The Free Enterprise Institute suit maintains that the Public Company Accounting Oversight Board, which was created by the Securities and Exchange Commission to enforce Sarbanes-Oxley, violates the constitutional doctrine of separation of powers by insulating the PCAOB’s wide-ranging exercise of government powers from presidential oversight and control, and by granting the power to the SEC to appoint the PCAOB members instead of the president.

Ott said one of the key pieces of Sarbanes-Oxley gave the PCAOB the power to set standards for auditors and the auditing process of publicly held companies or companies that were moving toward an IPO.

Ott said Sarbanes-Oxley “basically says it is illegal for someone to issue an audit report on the financial statements of a publicly traded company, or somebody who’s in the process of going public, unless that accounting firm is registered with and satisfies the standards of the PCAOB.”

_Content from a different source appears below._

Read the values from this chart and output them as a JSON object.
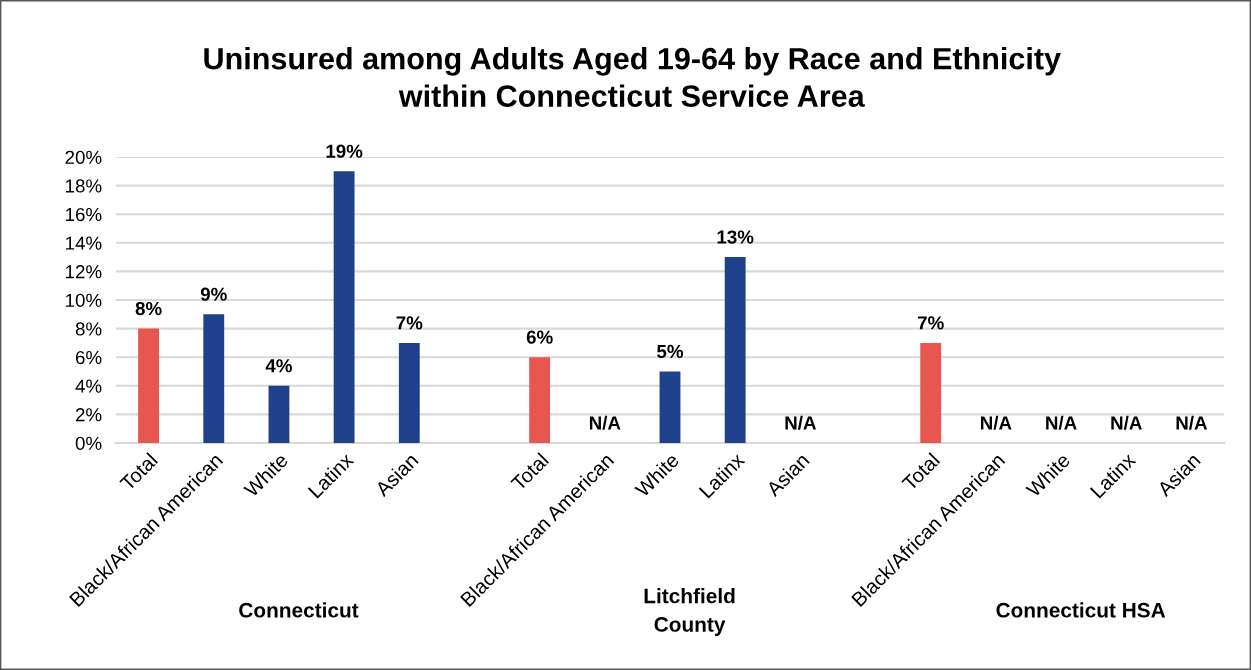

That regulation “basically took a chunk of typically smaller accounting firms out of the business of doing the auditing for smaller public companies or smaller companies that were looking to go public,” added Ott.

Ott said Sarbanes-Oxley “probably” has kept down the number of IPOs since it was passed, and it definitely led many small publicly held companies to go back to being privately held. That was due to section 404, which requires companies to implement internal controls over financial reporting.

“Their outside auditing firm had to come in and attest to the adequacy of the internal controls,” said Ott. “It was a huge and incredibly expensive process for a lot of these companies.”

“Right after Sarbanes passed, a number of companies saw what was coming with the 404 compliance,” said Ott. “They went private — or they ‘went dark’ is the other phrase that people use – but basically they said, look, we don’t need to be public. It’s too expensive. It’s too much of a burden and it’s just not worth it.”

Sarbanes-Oxley was “Congress’s answer to the last financial crisis, where you had lots of accounting scandals. … Given the environment we’re in right now,” if part or all of the act were found invalid by the Supreme Court, “I would think (Congress) could fix it fairly quickly.”

As far as a sudden increase in IPOs, Ott noted that “people are being careful.”

“It’s not a great market to be going out and trying to sell stock right now, either,” he added.

IPOs also take time, said Ott.

“To get a company prepped and ready to go for an IPO takes a while.”

Ott’s legal work has focused on securities offerings, securities compliance, and mergers and acquisitions.